Exchange, were down 13 per cent since the deal was announced on Sept. 3,

compared to a 3 per cent rise for IBM over that period.

A number of analysts see management building a silent majority. Bear Stearns

analyst Andrew Neff thinks the deal is a bad move, but said HP management simply

has the stronger hand. "The odds are that management will prevail," he

said. "It is too hard to call right now, just because Walter has a head

start. I think he is outgunned, generally."

Sanford C. Bernstein analyst Toni Sacconaghi, who gives 2-to-1 odds that the

deal will be voted down, said he thought only about 20 per cent of institutional

shareholders who planned to make their own decisions were still waiting to do

so.

"But as in any voting situation, recency and momentum can definitely

sway lingering uncertain votes," he said.

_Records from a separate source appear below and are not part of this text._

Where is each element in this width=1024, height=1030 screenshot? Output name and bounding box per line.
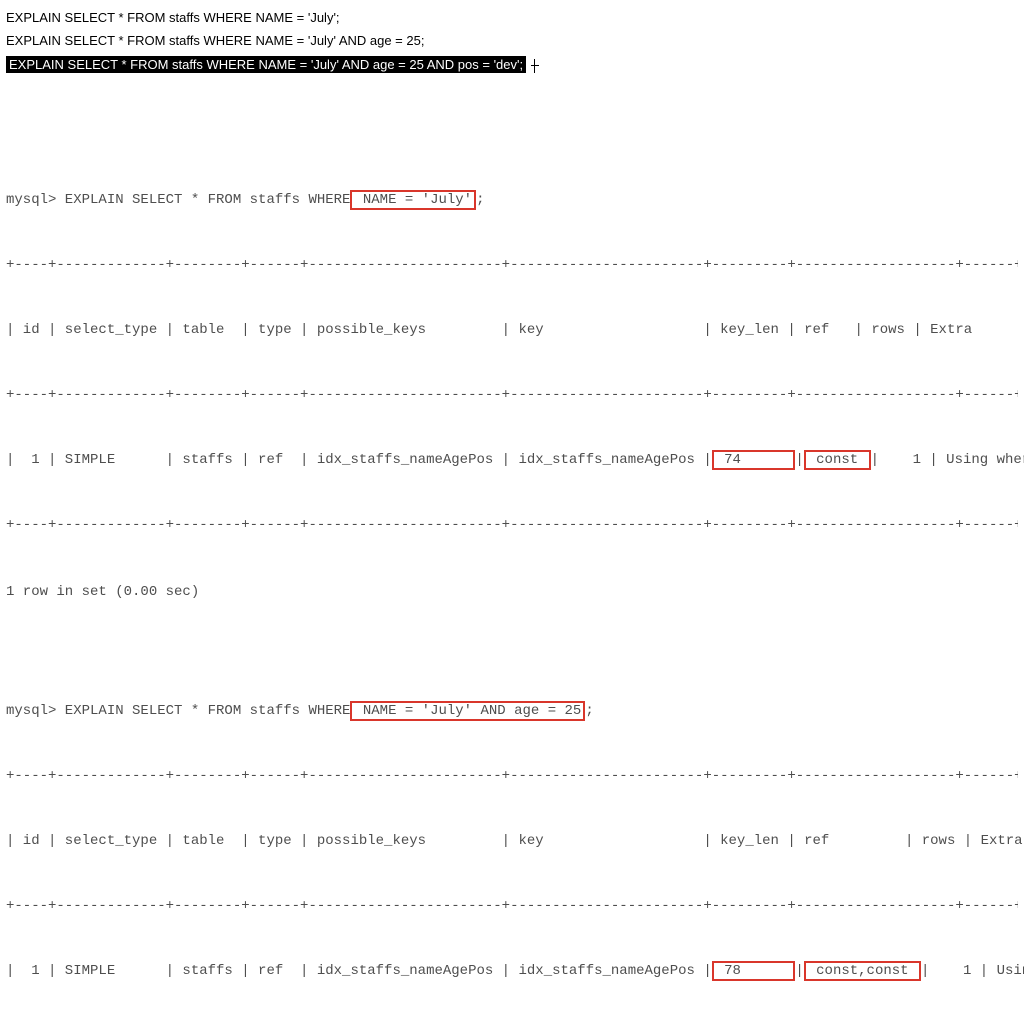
query-line-3-highlight[interactable]: EXPLAIN SELECT * FROM staffs WHERE NAME … <box>6 56 526 73</box>
table-sep: +----+-------------+--------+------+----… <box>6 766 1018 788</box>
table-row: | 1 | SIMPLE | staffs | ref | idx_staffs… <box>6 961 1018 983</box>
prompt-suffix: ; <box>585 703 593 719</box>
table-row: | 1 | SIMPLE | staffs | ref | idx_staffs… <box>6 450 1018 472</box>
table-sep: +----+-------------+--------+------+----… <box>6 515 1018 537</box>
prompt-prefix: mysql> EXPLAIN SELECT * FROM staffs WHER… <box>6 703 350 719</box>
mysql-prompt-1: mysql> EXPLAIN SELECT * FROM staffs WHER… <box>6 190 1018 212</box>
mysql-prompt-2: mysql> EXPLAIN SELECT * FROM staffs WHER… <box>6 701 1018 723</box>
key-len-highlight-1: 74 <box>712 450 796 470</box>
ref-highlight-2: const,const <box>804 961 921 981</box>
table-header-1: | id | select_type | table | type | poss… <box>6 320 1018 342</box>
table-sep: +----+-------------+--------+------+----… <box>6 896 1018 918</box>
where-clause-highlight-1: NAME = 'July' <box>350 190 476 210</box>
query-line-3-container: EXPLAIN SELECT * FROM staffs WHERE NAME … <box>6 56 1018 73</box>
ref-highlight-1: const <box>804 450 871 470</box>
table-sep: +----+-------------+--------+------+----… <box>6 385 1018 407</box>
query-line-1: EXPLAIN SELECT * FROM staffs WHERE NAME … <box>6 10 1018 25</box>
table-sep: +----+-------------+--------+------+----… <box>6 255 1018 277</box>
key-len-highlight-2: 78 <box>712 961 796 981</box>
prompt-prefix: mysql> EXPLAIN SELECT * FROM staffs WHER… <box>6 192 350 208</box>
prompt-suffix: ; <box>476 192 484 208</box>
where-clause-highlight-2: NAME = 'July' AND age = 25 <box>350 701 585 721</box>
table-header-2: | id | select_type | table | type | poss… <box>6 831 1018 853</box>
query-list: EXPLAIN SELECT * FROM staffs WHERE NAME … <box>6 10 1018 73</box>
rows-in-set-1: 1 row in set (0.00 sec) <box>6 582 1018 604</box>
terminal-output: mysql> EXPLAIN SELECT * FROM staffs WHER… <box>6 101 1018 1030</box>
table-sep: +----+-------------+--------+------+----… <box>6 1026 1018 1030</box>
query-line-2: EXPLAIN SELECT * FROM staffs WHERE NAME … <box>6 33 1018 48</box>
text-cursor-icon <box>534 59 536 73</box>
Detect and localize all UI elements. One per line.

Opponents of the deal outside the company have been much more vocal than

supporters, arguing that Compaq's PC business, No. 2 after losing the lead to

Dell Computer Corp last year, was commodity-oriented and would dilute the value

of HP's higher-margin printing franchise.

Many passionate retail investors posting on Internet message boards backed

that point of view, but HP management has beaten Wall Street financial

expectations for the past two quarters, after a year of profit disappointments.